Apple Q3 Earnings: iPhone Sales Continue To Slide, But Apple Beats Estimates (bgr.com)
An anonymous reader quotes a report from BGR: Apple on Tuesday announced fiscal third-quarter earnings of $1.42 per share, or $7.8 billion in net income, on sales totaling $42.4 billion. That compares to a net profit of $1.85 per share in the same quarter last year, while revenue slid from the Q3 record of $49.6 billion that Apple set in fiscal 2015. Ahead of Apple's report, analysts were expecting EPS to come in at $1.39 while revenue was seen dropping to $42.1 billion, right in the middle of Apple's guidance of between $41 billion and $43 billion. iPhone sales in fiscal Q3 2016 totaled 40.4 million units, down from the 47.5 million iPhones the company sold during the June quarter last year, which was also a third-quarter record. Wall Street's consensus for this past quarter was 40 million units. The company said it expects between $45.5 billion and $47.5 billion in sales for the fiscal fourth quarter. The only part of Apple's business that's really growing is its mobile apps and online services. The company reported a 19 percent sales jump for the segment that includes iTunes, Apple Music, the App Store and services like Apple Pay and iCloud storage. "That segment produced nearly $6 billion in sales -- more than Apple pulled in from quarterly sales of either iPad or Macs," reports ABC News.
so it looks good for them.
Maybe they can "invent" Angry Bird Go and pull their shares up like Nintendo did. That works, right?
wander Wall Street for percentages
This reminds me of an old Apple saying from the '90's. "We suck less." (than we were expected to)
"National Security is the chief cause of national insecurity." - Celine's First Law
not funny
Market relief because sales collapse is not quite as fast as anticipated. Price back to a few bucks lower than three months ago. Downward march and continued loss of market share to Android expected to continue, this ends at zero net cash. Apple's problem: phones are overpriced and only your mom wants one. Apple's best bet for the long term is to introduce an Android phone.

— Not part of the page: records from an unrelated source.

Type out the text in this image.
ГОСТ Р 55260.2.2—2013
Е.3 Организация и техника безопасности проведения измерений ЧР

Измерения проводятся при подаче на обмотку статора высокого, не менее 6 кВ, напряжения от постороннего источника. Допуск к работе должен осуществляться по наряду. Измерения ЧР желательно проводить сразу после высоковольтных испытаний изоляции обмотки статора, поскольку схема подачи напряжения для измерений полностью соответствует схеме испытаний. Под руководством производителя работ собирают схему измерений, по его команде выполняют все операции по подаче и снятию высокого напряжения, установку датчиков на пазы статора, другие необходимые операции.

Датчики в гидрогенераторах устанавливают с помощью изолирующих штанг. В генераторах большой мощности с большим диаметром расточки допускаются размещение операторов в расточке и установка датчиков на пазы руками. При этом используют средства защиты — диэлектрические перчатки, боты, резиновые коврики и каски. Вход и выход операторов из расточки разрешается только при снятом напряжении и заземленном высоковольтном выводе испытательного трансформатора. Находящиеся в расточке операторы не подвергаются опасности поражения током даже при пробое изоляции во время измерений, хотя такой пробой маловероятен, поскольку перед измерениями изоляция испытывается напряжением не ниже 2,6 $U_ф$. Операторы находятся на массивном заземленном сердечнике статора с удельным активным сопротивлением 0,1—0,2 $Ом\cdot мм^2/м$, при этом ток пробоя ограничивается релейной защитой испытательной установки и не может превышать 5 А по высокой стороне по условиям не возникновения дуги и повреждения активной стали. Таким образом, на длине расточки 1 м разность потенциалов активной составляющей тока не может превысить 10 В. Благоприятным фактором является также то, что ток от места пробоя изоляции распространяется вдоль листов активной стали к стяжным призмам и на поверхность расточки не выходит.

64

When all you have is a hammer, every problem starts to look like a thumb.
Timmy is loosing touch with reality and fast!
Were you expecting him to be tightening touch with reality?
Their primary markets are saturated and they aren't bringing out any must have features on the new iPhones so many people are keeping their existing ones longer. It will get worse if they do go to a three year cycle between major redesigns as it will encourage people to hang onto their phone longer.
I think part of the problem is the drive to make phones thinner all of the time. If manufacturers added battery capacity then they could be adding new functionality or greatly improving the sensitivity of the existing sensors. Heck, just improving the battery life of the phone would cause many people to upgrade.
One wonders why the SEC has never looked at Apple for continually releasing low ball guidances then 'beating' them.
Why is this a surprise? Back in the day of carrier subsidies, many people refreshed their devices every two years and took another smartphone for ~$200, at least in the USA. When you're paying 600-750 for a new iPhone - why would you do it except when absolutely needed?